CIM Terras de Trás-os-Montes diz que deslocalização do helicóptero do INEM “não passará”
Ao Mensageiro, e já em declarações anteriores a este esclarecimento de Ana Paula Martins, o presidente da Comunidade Intermunicipal Terras de Trás-os-Montes (CIM-TTM), Pedro Lima, garantiu que os autarcas da região não aceitarão uma eventual deslocalização do helicóptero de emergência médica do INEM
A CIM decidiu enviar uma carta ao Ministério da Saúde e à direção do Instituto Nacional de Emergência Médica, manifestando uma posição que Pedro Lima considera “inequívoca” e transversal a todo o território transmontano.
“Esta posição não separa ninguém. Une todos os transmontanos”, afirmou o também presidente da Câmara Municipal de Vila Flor, defendendo que a transferência do meio aéreo para o litoral não teria qualquer justificação operacional.
“Qualquer pessoa com dois dedos de testa vê que não faz sentido deslocalizarmos um helicóptero de Macedo de Cavaleiros para o Porto. Ficava logo com meio raio de ação, porque no mar não vai salvar ninguém”, declarou.
Pedro Lima assegurou que a região não permitirá que uma eventual reorganização dos meios de emergência médica seja concretizada à custa do Nordeste Transmontano. “Não podemos, de forma alguma, permitir que este pensamento passe. Isto não passará”, vincou.
O autarca manifestou também preocupação com as notícias relativas a uma possível retirada de outros meios de emergência do distrito, nomeadamente uma das ambulâncias de Suporte Imediato de Vida.

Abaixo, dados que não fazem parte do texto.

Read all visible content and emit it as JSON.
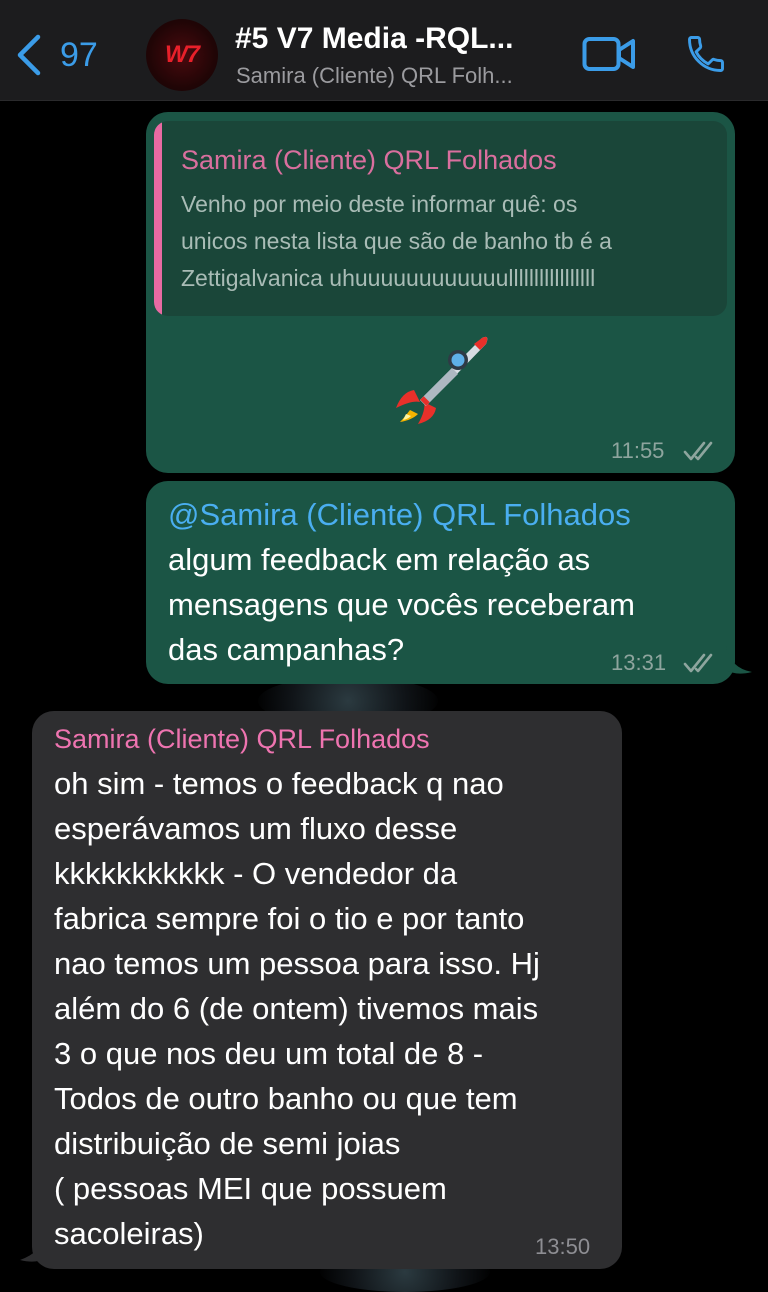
{
  "header": {
    "back_count": "97",
    "title": "#5 V7 Media -RQL...",
    "subtitle": "Samira (Cliente) QRL Folh...",
    "avatar_logo": "W7"
  },
  "messages": [
    {
      "direction": "outgoing",
      "quote": {
        "sender": "Samira (Cliente) QRL Folhados",
        "lines": [
          "Venho por meio deste informar quê: os",
          "unicos nesta lista que são de banho tb é a",
          "Zettigalvanica uhuuuuuuuuuuuulllllllllllllllll"
        ]
      },
      "content": "rocket-emoji",
      "time": "11:55",
      "status": "read"
    },
    {
      "direction": "outgoing",
      "mention": "@Samira (Cliente) QRL Folhados",
      "lines": [
        "algum feedback em relação as",
        "mensagens que vocês receberam",
        "das campanhas?"
      ],
      "time": "13:31",
      "status": "read"
    },
    {
      "direction": "incoming",
      "sender": "Samira (Cliente) QRL Folhados",
      "lines": [
        "oh sim - temos o feedback q nao",
        "esperávamos um fluxo desse",
        "kkkkkkkkkkk  - O vendedor da",
        "fabrica sempre foi o tio e por tanto",
        "nao temos um pessoa para isso. Hj",
        "além do 6 (de ontem) tivemos mais",
        "3 o que nos deu um total de 8 -",
        "Todos de outro banho ou que tem",
        "distribuição de semi joias",
        "( pessoas MEI que possuem",
        "sacoleiras)"
      ],
      "time": "13:50"
    }
  ],
  "colors": {
    "accent": "#3b9ce8",
    "outgoing_bubble": "#1b5545",
    "incoming_bubble": "#2e2e30",
    "sender_name": "#ee74b0"
  }
}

Recordou ainda a posição pública de antigos presidentes do INEM contra alterações que possam fragilizar a resposta às populações do interior.
Para o presidente da CIM, o distrito de Bragança tem sido alvo, ao longo de décadas, de um processo continuado de desinvestimento na área da saúde, enquanto outros territórios foram beneficiados pelas opções da tutela.
“Bragança tem sido, de forma continuada, objeto de desinvestimento há tempo demais. São décadas em que outros, nomeadamente Vila Real, se tornaram centros hospitalares de referência porque a tutela assim o quis, e Bragança não pôde ser”, criticou.
Pedro Lima defendeu, por isso, uma maior união entre os autarcas e a definição de uma estratégia conjunta para a saúde no Nordeste Transmontano, capaz de estabelecer as “linhas vermelhas” que a região não está disposta a ultrapassar.
“A retirada de quaisquer serviços está completamente fora de questão. Não pode ser aceite, nem sequer pode ser admissível. Podemos não ter os números de outros territórios, mas basta haver um português para que tenha os mesmos direitos de todos os outros”, sublinhou.
O responsável lembrou que as populações do Nordeste Transmontano já enfrentam dificuldades acrescidas devido às distâncias, à insuficiência das ligações rodoviárias e à dispersão geográfica, fatores que condicionam o acesso aos cuidados de saúde.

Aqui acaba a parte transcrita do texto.